Peter_Sero
4 Beryllium

Re: Isilon storage performance issue

A couple of thoughts and suggestions:

http://www.emc.com/collateral/hardware/white-papers/h10719-isilon-onefs-technical-overview-wp.pdf

is really worth reading to learn more about the filesystem layout. And questions similar to yours

have been discussed here recently

Isilon overhead for 174kb files

How many sizes does Isilon consume when writing 128kb file with N+2:1 and N+3:1

With all information, it is really fun to examine a file's disk/block layout as reported by isi get -DD "file".

Furthermore:

> 5.If I change filesystem block size from 8K to 32K , does it means my stripe unit will be now of 16X32K

I don't think you can do so - which exact setting are you referring to?

> 6.OneFS uses 16 contiguous block to create one stripe unit , can we change 16 to some other value?

Couldn't  imagine, but the access pattern parameter controls whether a larger or lower number of disks per node are being used (under the constraint of the chosen protection level).

> 7.Can we access Isilon storage cluster from compute node (install RHEL) using SMB protocol, as I read in performance benchmark from storage council that SMB performance is almost double compare to NFS in terms of IOPS?

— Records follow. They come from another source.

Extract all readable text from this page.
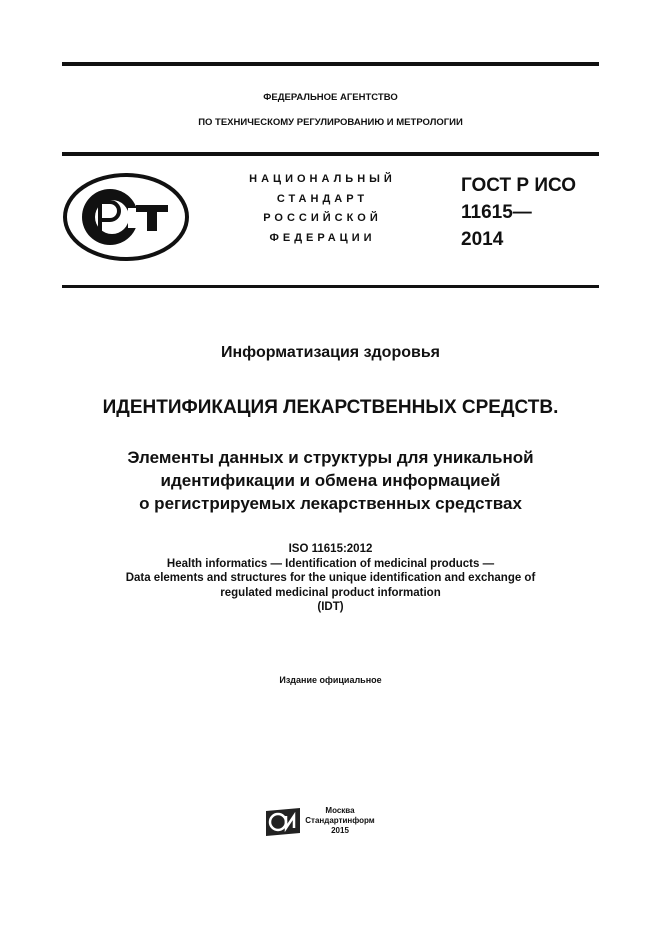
ФЕДЕРАЛЬНОЕ АГЕНТСТВО
ПО ТЕХНИЧЕСКОМУ РЕГУЛИРОВАНИЮ И МЕТРОЛОГИИ
НАЦИОНАЛЬНЫЙ
СТАНДАРТ
РОССИЙСКОЙ
ФЕДЕРАЦИИ
ГОСТ Р ИСО
11615—
2014
Информатизация здоровья
ИДЕНТИФИКАЦИЯ ЛЕКАРСТВЕННЫХ СРЕДСТВ.
Элементы данных и структуры для уникальной
идентификации и обмена информацией
о регистрируемых лекарственных средствах
ISO 11615:2012
Health informatics — Identification of medicinal products —
Data elements and structures for the unique identification and exchange of
regulated medicinal product information
(IDT)
Издание официальное
Москва
Стандартинформ
2015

In benchmarks SMB IOPS appear higher than NFS IOPS because the set of protocol operations is different, even  for identical workloads, not to mention different workloads used. You cannot compare the resulting values...

For your original test, you might max out with the disk IOPS (xfers),  but you could also get stuck at a certain rate of your "application's IOPS " while seeing few or no disk activity at all(!) -- because your data is mostly or entirely in the OneFS cache . Check the "disk IOPS" or xfers, including ave size per xfer, with

isi statistics drive -nall -t --long --orderby=OpsOut

and cache hit rates for data (level 1 & 2) with:

isi_cache_stats -v 2

In case of very effective caching the IOPS will NOT be limited by disk transfers (so all that filesystem block size reasoning doesn't apply).

Instead the limit is imposed by CPU usage, or network bandwidth, or by protocol (network + execution) latency even

if CPU or bandwidth < 100%.

In the latter case, doing more requests in parallel should be possible (it seems you are right on that track anyway with multiple jobs).

To check protocol latencies, use "isi statistics client" as before and add --long:

isi statistics client --orderby=Ops --top --long

This will show latency times as:  TimeMax    TimeMin    TimeAvg   (also useful for --orderby=... !)

Good luck!

Peter